Fata Morgana. Un altro sequestro all’imprenditore Chirico: cautelati quasi 2mln

Reggio Calabria Cronaca

Nel maggio del 2016 l’operazione Fata Morgana aveva portato all’arresto di nove persone accusate, a vario titolo, di associazione mafiosa, estorsione, turbata libertà degli incanti, trasferimento fraudolento di valori.

Tra questi Giuseppe Chirico, noto imprenditore reggino del settore della grande distribuzione alimentare, accusato di essere “espressione” delle cosche di ‘ndrangheta locali, i Tegano e Condello in particolare.

Solo nel luglio scorso gli è stato già sequestrato un patrimonio di circa 19 milioni di euro (per lo più ipermercati) a cui oggi si aggiunge un nuovo provvedimento della Dda dello Stretto, eseguito dalle fiamme gialle, che ha cautelato disponibilità finanziarie per 1,8 milioni individuate in istituti di credito e assicurativi: si tratta di buoni postali fruttiferi, conti correnti, depositi a risparmio, depositi titoli, polizze assicurative e carte prepagate.

Chirico, nell’ambito dell’indagine “Fata Morgana”, è stato indagato, tra gli altri, per il reato associazione mafiosa.

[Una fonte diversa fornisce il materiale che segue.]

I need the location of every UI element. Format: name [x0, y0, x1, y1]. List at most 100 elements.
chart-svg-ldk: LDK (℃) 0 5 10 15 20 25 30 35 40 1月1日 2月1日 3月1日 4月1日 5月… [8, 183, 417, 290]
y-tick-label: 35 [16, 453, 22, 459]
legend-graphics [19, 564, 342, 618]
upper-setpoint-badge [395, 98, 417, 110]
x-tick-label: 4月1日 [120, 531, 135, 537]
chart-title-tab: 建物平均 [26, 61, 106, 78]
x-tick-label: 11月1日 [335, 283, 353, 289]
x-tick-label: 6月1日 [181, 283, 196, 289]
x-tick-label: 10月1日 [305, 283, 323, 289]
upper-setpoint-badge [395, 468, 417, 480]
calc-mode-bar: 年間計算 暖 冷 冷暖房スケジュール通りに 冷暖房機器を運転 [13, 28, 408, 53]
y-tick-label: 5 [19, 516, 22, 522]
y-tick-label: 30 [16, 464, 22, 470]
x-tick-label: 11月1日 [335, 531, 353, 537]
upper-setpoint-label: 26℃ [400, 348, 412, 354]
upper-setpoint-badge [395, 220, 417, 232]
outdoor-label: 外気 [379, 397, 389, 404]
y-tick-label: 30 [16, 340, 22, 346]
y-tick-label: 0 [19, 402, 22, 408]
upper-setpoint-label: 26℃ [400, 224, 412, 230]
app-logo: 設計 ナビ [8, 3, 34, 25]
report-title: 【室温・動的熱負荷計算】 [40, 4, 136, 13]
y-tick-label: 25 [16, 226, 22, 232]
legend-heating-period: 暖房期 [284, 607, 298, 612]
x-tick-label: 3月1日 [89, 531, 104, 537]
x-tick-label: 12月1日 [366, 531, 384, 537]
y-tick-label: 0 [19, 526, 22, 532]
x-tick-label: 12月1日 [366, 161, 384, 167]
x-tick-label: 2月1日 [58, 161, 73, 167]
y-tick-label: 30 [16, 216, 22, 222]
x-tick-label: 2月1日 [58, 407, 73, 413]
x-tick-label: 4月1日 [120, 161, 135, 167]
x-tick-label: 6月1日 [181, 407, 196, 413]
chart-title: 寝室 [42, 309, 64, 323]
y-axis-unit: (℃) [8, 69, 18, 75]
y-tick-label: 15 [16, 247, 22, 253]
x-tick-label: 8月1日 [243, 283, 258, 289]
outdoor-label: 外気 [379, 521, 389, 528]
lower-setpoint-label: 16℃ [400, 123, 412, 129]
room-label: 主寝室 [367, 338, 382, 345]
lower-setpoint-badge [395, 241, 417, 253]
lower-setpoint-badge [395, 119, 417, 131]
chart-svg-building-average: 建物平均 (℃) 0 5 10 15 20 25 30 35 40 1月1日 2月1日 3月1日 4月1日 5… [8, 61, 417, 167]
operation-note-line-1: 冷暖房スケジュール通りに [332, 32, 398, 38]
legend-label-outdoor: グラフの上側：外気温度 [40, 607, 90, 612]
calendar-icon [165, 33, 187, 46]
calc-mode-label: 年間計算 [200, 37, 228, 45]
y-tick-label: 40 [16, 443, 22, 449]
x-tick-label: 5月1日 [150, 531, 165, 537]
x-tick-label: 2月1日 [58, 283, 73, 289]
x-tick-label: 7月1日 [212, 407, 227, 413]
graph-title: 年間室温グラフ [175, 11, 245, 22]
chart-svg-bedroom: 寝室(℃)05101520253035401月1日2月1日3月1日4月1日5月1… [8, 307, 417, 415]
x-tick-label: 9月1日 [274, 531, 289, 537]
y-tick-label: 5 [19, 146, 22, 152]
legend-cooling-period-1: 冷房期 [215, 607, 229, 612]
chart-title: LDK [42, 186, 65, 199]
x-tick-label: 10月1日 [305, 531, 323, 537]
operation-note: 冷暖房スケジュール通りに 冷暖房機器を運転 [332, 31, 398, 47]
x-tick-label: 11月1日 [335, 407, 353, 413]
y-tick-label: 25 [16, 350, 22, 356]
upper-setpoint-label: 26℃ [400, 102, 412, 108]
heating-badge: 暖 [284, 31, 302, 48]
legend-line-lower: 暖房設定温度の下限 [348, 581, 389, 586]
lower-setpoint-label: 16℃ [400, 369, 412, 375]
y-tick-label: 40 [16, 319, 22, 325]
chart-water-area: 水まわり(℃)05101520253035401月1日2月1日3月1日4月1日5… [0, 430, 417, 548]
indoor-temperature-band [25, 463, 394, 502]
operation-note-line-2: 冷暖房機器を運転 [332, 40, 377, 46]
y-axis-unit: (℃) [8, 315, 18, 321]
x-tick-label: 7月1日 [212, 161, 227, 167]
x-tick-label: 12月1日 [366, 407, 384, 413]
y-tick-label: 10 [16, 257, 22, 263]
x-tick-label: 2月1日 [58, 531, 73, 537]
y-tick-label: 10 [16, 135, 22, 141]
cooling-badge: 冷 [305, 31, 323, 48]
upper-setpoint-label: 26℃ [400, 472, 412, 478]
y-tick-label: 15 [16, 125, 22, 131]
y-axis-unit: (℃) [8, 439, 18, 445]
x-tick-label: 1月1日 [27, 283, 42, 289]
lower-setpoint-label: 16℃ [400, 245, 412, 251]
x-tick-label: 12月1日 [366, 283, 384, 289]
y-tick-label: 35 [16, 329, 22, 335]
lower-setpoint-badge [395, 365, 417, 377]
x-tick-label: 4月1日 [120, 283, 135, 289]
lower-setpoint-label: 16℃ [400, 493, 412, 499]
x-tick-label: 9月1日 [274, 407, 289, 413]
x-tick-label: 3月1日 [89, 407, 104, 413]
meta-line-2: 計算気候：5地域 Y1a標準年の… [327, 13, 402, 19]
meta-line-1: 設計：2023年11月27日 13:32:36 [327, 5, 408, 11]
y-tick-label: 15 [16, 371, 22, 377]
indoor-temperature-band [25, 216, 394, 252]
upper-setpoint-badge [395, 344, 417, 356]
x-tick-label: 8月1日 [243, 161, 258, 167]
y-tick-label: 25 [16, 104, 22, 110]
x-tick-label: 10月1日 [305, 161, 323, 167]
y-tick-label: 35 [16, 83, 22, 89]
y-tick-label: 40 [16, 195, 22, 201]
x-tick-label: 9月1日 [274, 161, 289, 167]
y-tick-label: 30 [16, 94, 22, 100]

Gli inquirenti gli contestano non solo di essere imprenditore “espressione della ‘ndrangheta nel settore della grande distribuzione alimentare” ma di aver potuto contare in particolare “del costante e continuativo appoggio” dei Tegano e Condello per ampliare i sui interessi e proiezioni anche fuori dal quartiere reggino di Gallico oltre che dall’ambito commerciale, “infiltrandosi nelle settore delle aste immobiliari”.

Sempre secondo la tesi accusatoria avrebbe poi utilizzato i proventi dell’attività delittuosa per finanziare attività economichedi cui gli associati intendevano assumere o mantenere il controllo”.

L’ipotesi è che l’imprenditore, attraverso l’azienda Soral, di cui era socio e amministratore e indicata come “ditta di riferimento” della criminalità organizzata, avrebbe operato in modo da favorire “il gruppo criminale di riferimento”.

In questo contesto investigativo la Procura ha così del delegato al Gico e al Gruppo della Guardia di Finanza, un’apposita indagine economico-patrimoniale, con lo scopo di individuare beni mobili ed immobili riconducibili a Chirico. Gli specialisti delle fiamme gialle si sono pertanto concentrati sulla ricostruzione della capacità reddituale e del complesso dei beni di cui disponevano l’imprenditore e la sua famiglia e sono giunti alla conclusione che vi sia una sproporzione, appunto, tra il profilo reddituale e quello patrimoniale ma, soprattutto, che lo stesso sia un imprenditore “mafioso”.